The Sister of Charity of the
Blessed Virgin Mary made the comments in an interview courtside after
the win over the Hurricanes. The TV reporter noted that as chaplain, she
always gives detailed feedback after games in emails to Loyola’s
coaches and players.
“What’s your feedback to the team” on the
win, the reporter asked. “Oh, thank God, thank God we did it, because we
knew we would do it,” Sister Jean replied. “And when we were in the
locker room ahead of the game, we just knew we would do this.”
In
the pregame prayer, “we asked God to help us and I told God that we
would do our part if He would do His part,” she said. “And I (prayed)
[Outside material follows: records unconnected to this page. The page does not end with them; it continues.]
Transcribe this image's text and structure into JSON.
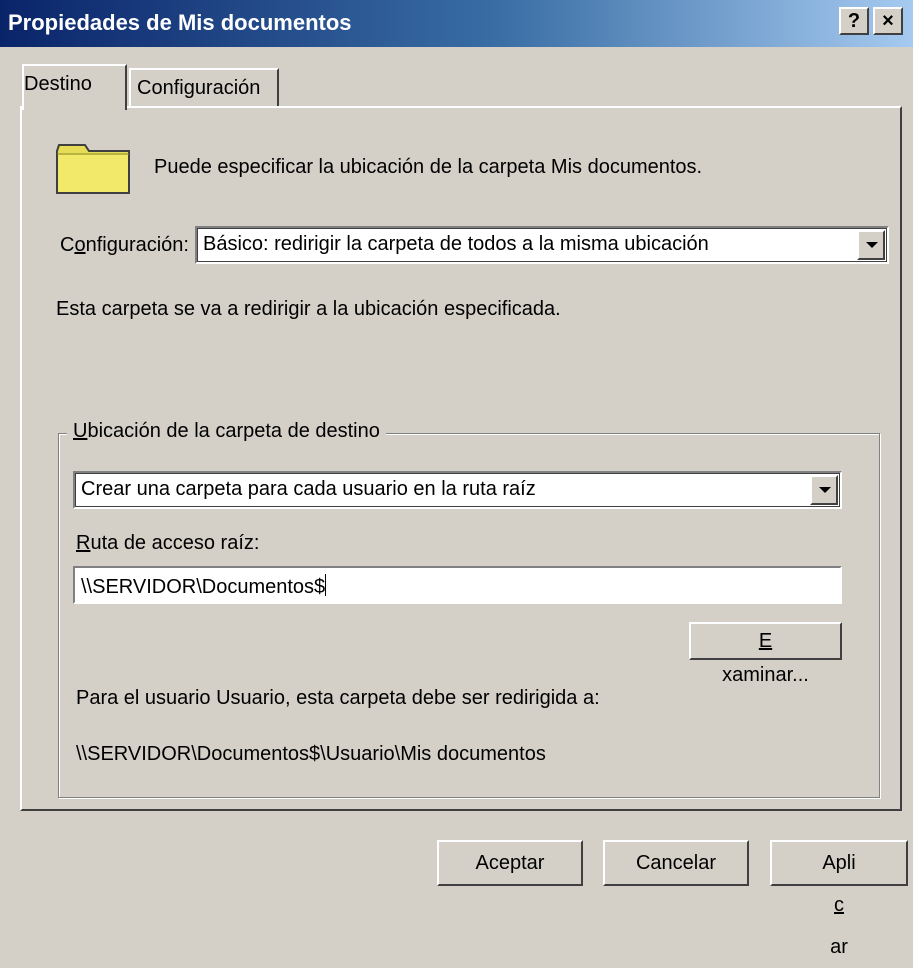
{
  "window": {
    "title": "Propiedades de Mis documentos",
    "help_button": "?",
    "close_button": "×"
  },
  "tabs": [
    {
      "label": "Destino",
      "active": true
    },
    {
      "label": "Configuración",
      "active": false
    }
  ],
  "intro": {
    "icon": "folder-icon",
    "text": "Puede especificar la ubicación de la carpeta Mis documentos."
  },
  "setting": {
    "label_prefix": "C",
    "label_accel": "o",
    "label_rest": "nfiguración:",
    "value": "Básico: redirigir la carpeta de todos a la misma ubicación"
  },
  "description": "Esta carpeta se va a redirigir a la ubicación especificada.",
  "target_group": {
    "legend_accel": "U",
    "legend_rest": "bicación de la carpeta de destino",
    "option_value": "Crear una carpeta para cada usuario en la ruta raíz",
    "root_label_accel": "R",
    "root_label_rest": "uta de acceso raíz:",
    "root_path": "\\\\SERVIDOR\\Documentos$",
    "browse_accel": "E",
    "browse_rest": "xaminar...",
    "redirect_note": "Para el usuario Usuario, esta carpeta debe ser redirigida a:",
    "redirect_path": "\\\\SERVIDOR\\Documentos$\\Usuario\\Mis documentos"
  },
  "buttons": {
    "ok": "Aceptar",
    "cancel": "Cancelar",
    "apply_prefix": "Apli",
    "apply_accel": "c",
    "apply_rest": "ar"
  },
  "colors": {
    "title_bar_start": "#0a246a",
    "title_bar_end": "#a6caf0",
    "face": "#d4d0c8",
    "folder": "#f2e96b"
  }
}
the referees would call the right kind of game, that nobody would get
injured, that we’d play with confidence and … we’d win the game, and
then at the end when the buzzer rang, we’d want to be sure the score
said we had the big ‘W.’”
The 1963 Loyola team won the national
championship. When asked what made the 1963 Loyola team special and what
this team has in common with them, Sister Jean said: “They share the
ball, they don’t care. They just share the ball. They have great team
work and they’re really good guys. And so was the team of ‘63.”
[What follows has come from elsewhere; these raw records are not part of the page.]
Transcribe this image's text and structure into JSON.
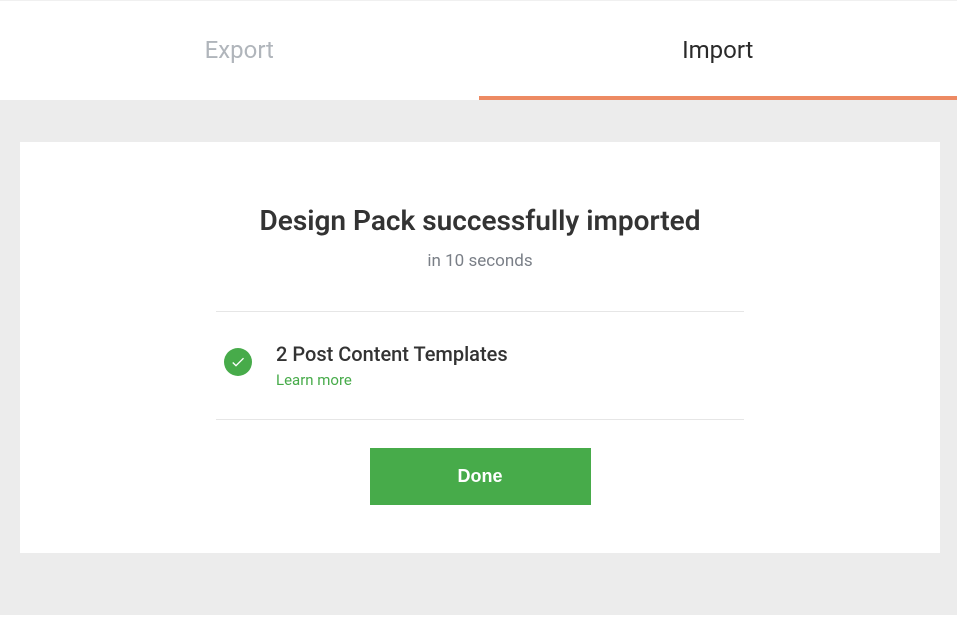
{
  "tabs": {
    "export": "Export",
    "import": "Import"
  },
  "card": {
    "title": "Design Pack successfully imported",
    "subtitle": "in 10 seconds",
    "item_title": "2 Post Content Templates",
    "learn_more": "Learn more",
    "done": "Done"
  }
}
Sister Jean has been the team’s chaplain since 1994. In January 2017, she was inducted into Loyola’s sports hall of fame.
Over
the years, she has become a fixture on campus, even getting her own
bobblehead day before a game in appreciation for her service. She keeps
an office in the Student Center where her door is always open, and she
lives in one of the dorms. She broke her hip in late 2017 and now uses a
wheelchair.
Her pregame prayer with the team was once
characterized by an ESPN writer as a mix of prayer, scouting report and
motivational speech. She begins each prayer with the phrase “Good and
gracious God.”
“I love every one of them,” she said in an
interview last year with the Chicago Catholic, newspaper of the
Archdiocese of Chicago. “I talk about the game to them and then they go
out and play.” In addition to the team, Sister Jean usually leads the
entire crowd in a prayer before tip-off.
Sister Jean is most often
decked out in Loyola gear and wearing her trademark maroon Nike tennis
shoes with gold laces that have “Sister” stitched onto the heel of her
left shoe and “Jean” stitched on the heel of her right shoe.
Born
in San Francisco in 1919, Sister Jean played six-on-six girls’
basketball in high school. Returning to California after entering the
convent in Iowa — she joined the order in 1937 when she was 18 — she
taught elementary school and volunteered as a coach in public schools in
Los Angeles when she was teaching in that city. She coached everything
from girls’ basketball, volleyball and softball to Ping-Pong and the
yo-yo.
In 1961, Sister Jean took a teaching job at Mundelein
College, the women’s college that prepared its students to teach, which
was located next to Loyola in Chicago’s Rogers Park neighborhood.
Mundelein merged with Loyola in 1991, and she moved along with it.